Passou do tempo no útero da mãe e defecou, obrigando os médicos, no parto, a higienizar o aparelho genital de Silvana, o que deixou Nathan entre a vida e a morte por 30 dias, ainda mais que contraiu pneumonia e ficou com sequelas de asma e hiperatividade, hoje desaparecidas. Nathan se salvou graças a um médico de rabo de cavalo, que observou Silvana quanto a interromper seu choro copioso temendo perder o filho para começar a rezar com fervor. No dia seguinte, ninguém no hospital sabia de que médico se tratava – provavelmente, um atento e piedoso espírito protetor.
Tal como acontecera com ela em busca de sua mãe e família, Silvana reedita sua caminhada e corre atrás do filho de outro casamento de seu segundo marido, localizado através do Facebook, e facilitado por ser a cara do pai Natanael, trazendo-o para o convívio entre seus novos irmãos. Bem a calhar para Jonathan que, em seguida, ficou preso injustamente por 3 meses, por estar no lugar errado fazendo a coisa certa por ocasião de um assalto. O que obrigou o casal a contrair dívida com agiotas para pagar advogados de porta de cadeia e livrarem o garoto do inferno da prisão.

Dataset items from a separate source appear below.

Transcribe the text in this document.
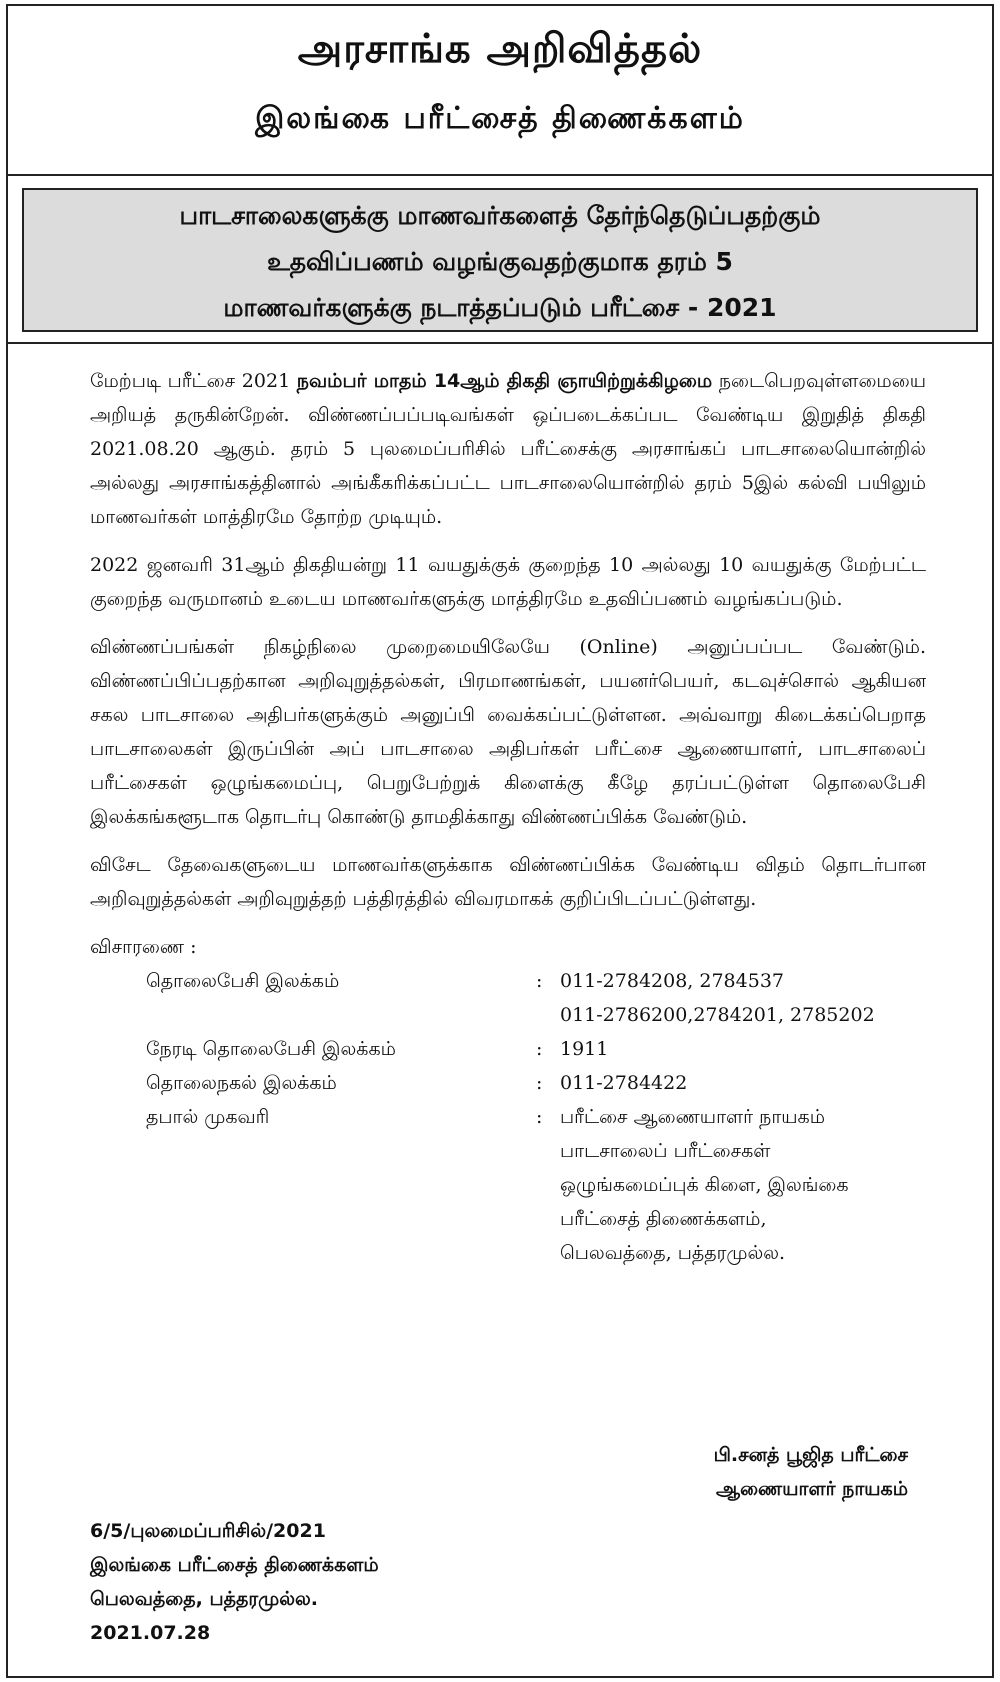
அரசாங்க அறிவித்தல்
இலங்கை பரீட்சைத் திணைக்களம்
பாடசாலைகளுக்கு மாணவர்களைத் தேர்ந்தெடுப்பதற்கும்
உதவிப்பணம் வழங்குவதற்குமாக தரம் 5
மாணவர்களுக்கு நடாத்தப்படும் பரீட்சை - 2021

மேற்படி பரீட்சை 2021 நவம்பர் மாதம் 14ஆம் திகதி ஞாயிற்றுக்கிழமை நடைபெறவுள்ளமையை அறியத் தருகின்றேன். விண்ணப்பப்படிவங்கள் ஒப்படைக்கப்பட வேண்டிய இறுதித் திகதி 2021.08.20 ஆகும். தரம் 5 புலமைப்பரிசில் பரீட்சைக்கு அரசாங்கப் பாடசாலையொன்றில் அல்லது அரசாங்கத்தினால் அங்கீகரிக்கப்பட்ட பாடசாலையொன்றில் தரம் 5இல் கல்வி பயிலும் மாணவர்கள் மாத்திரமே தோற்ற முடியும்.

2022 ஜனவரி 31ஆம் திகதியன்று 11 வயதுக்குக் குறைந்த 10 அல்லது 10 வயதுக்கு மேற்பட்ட குறைந்த வருமானம் உடைய மாணவர்களுக்கு மாத்திரமே உதவிப்பணம் வழங்கப்படும்.

விண்ணப்பங்கள் நிகழ்நிலை முறைமையிலேயே (Online) அனுப்பப்பட வேண்டும். விண்ணப்பிப்பதற்கான அறிவுறுத்தல்கள், பிரமாணங்கள், பயனர்பெயர், கடவுச்சொல் ஆகியன சகல பாடசாலை அதிபர்களுக்கும் அனுப்பி வைக்கப்பட்டுள்ளன. அவ்வாறு கிடைக்கப்பெறாத பாடசாலைகள் இருப்பின் அப் பாடசாலை அதிபர்கள் பரீட்சை ஆணையாளர், பாடசாலைப் பரீட்சைகள் ஒழுங்கமைப்பு, பெறுபேற்றுக் கிளைக்கு கீழே தரப்பட்டுள்ள தொலைபேசி இலக்கங்களூடாக தொடர்பு கொண்டு தாமதிக்காது விண்ணப்பிக்க வேண்டும்.

விசேட தேவைகளுடைய மாணவர்களுக்காக விண்ணப்பிக்க வேண்டிய விதம் தொடர்பான அறிவுறுத்தல்கள் அறிவுறுத்தற் பத்திரத்தில் விவரமாகக் குறிப்பிடப்பட்டுள்ளது.

விசாரணை :
தொலைபேசி இலக்கம்	: 011-2784208, 2784537
011-2786200,2784201, 2785202
நேரடி தொலைபேசி இலக்கம்	: 1911
தொலைநகல் இலக்கம்	: 011-2784422
தபால் முகவரி	: பரீட்சை ஆணையாளர் நாயகம்
பாடசாலைப் பரீட்சைகள்
ஒழுங்கமைப்புக் கிளை, இலங்கை
பரீட்சைத் திணைக்களம்,
பெலவத்தை, பத்தரமுல்ல.
பி.சனத் பூஜித பரீட்சை
ஆணையாளர் நாயகம்
6/5/புலமைப்பரிசில்/2021
இலங்கை பரீட்சைத் திணைக்களம்
பெலவத்தை, பத்தரமுல்ல.
2021.07.28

Natanael se confessa ateu e descrente de todas as religiões. Enquanto Silvana, que sempre desfilou em escolas de samba na ala das baianas desde ainda adolescente, apesar de geralmente reservada a mulheres mais velhas, senão idosas, segue sendo incentivada por todas as baianas a mergulhar de cabeça no umbandismo ou no candomblé. Permanecendo, contudo, indecisa. Apesar de uma base espiritual muito bem enraizada e estruturada por Silésia desde que nasceu, a despeito de rejeitada já no útero.
O barco de Silvana veio dar num porto seguro. Na minha moradia, no alvorecer de 2019. Apesar de ter colhido mais do que um pedido de perdão do patriarca da família, Silvana mostrou desprendimento, iniciativa e coragem à procura de suas origens e, na sequência, na construção de sua família. Sempre despida de rancor, de ressentimento e de inconformismo com os percalços e injustiças que teve de superar.
O que o detém para se decidir pela espiritualidade? Esperar pelo seu tempo? Ou ver-se projetado num poço sem fundo ou abismo sem precedentes por não ter dado um passo à frente? Não chega a tanto, pois Deus é magnânimo e compreende até onde vai a extensão de seu dilema de crer ou não crer. No máximo, um breve empurrão que o leva a se esparramar no chão, consequência de um tombo inesperado. Para despertá-lo. Foi o que aconteceu comigo ao entrar numa sessão de cinema já iniciada, incitando o breu a me nocautear e romper o bíceps do antebraço, o símbolo da força e da potência.